Last year, Darjeeling tea sold for 144 rupees (€3.22) per kg when production costs were almost double at 260 rupees (€5.82) per kg.

Worried planters admit that over-fertilising has turned the gardens' soil red rendering it barren.

Alongside this the region's woefully inadequate natural forest cover, decimated by politically connected "timber mafias" has accelerated soil erosion in the rain-soaked hills.

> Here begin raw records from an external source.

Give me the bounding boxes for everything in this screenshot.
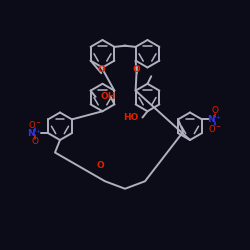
Text: N$^+$: N$^+$ — [207, 114, 223, 125]
Text: O$^-$: O$^-$ — [208, 122, 222, 134]
Text: HO: HO — [122, 113, 138, 122]
Text: OH: OH — [100, 92, 116, 102]
Text: O: O — [212, 106, 218, 115]
Text: O$^-$: O$^-$ — [28, 119, 42, 130]
Text: O: O — [32, 138, 38, 146]
Text: O: O — [96, 160, 104, 170]
Text: O: O — [98, 65, 105, 74]
Text: N$^+$: N$^+$ — [27, 127, 43, 139]
Text: O: O — [133, 65, 141, 74]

"Tea requires a special bio-diversity that has been destroyed," veteran planter and consultant, Mr Harish Mukhia, said. And though a few planters have turned to organic gardening and are attempting to rejuvenate the forest cover, the overall situation remains grim, he said.

To add to the planter's woes, nearly three-quarters of all tea bushes are over 80 years old, either diseased or need replacing. But Mr Ghosh Hazra of the Tea Research Institute laments that most planters, desperate for quick results, prefer chemicals and other short-term measures rather than wait seven years for the new bushes to become productive.

Selling Darjeeling teas blended with inferior brands as "pure Darjeeling" abroad led to India's Tea Board instituting protectionist measures like the Certified Trade Mark .

These measures, however, ran into trouble with international tea cartels refusing to open up their stocks for inspection by the Tea Board.

"European cartels were not ready to tolerate this and began promoting alternative teas from Nepal and high grade Ceylon [Sri Lanka] that are close in flavour to Darjeeling tea," Mr Bannerjee said.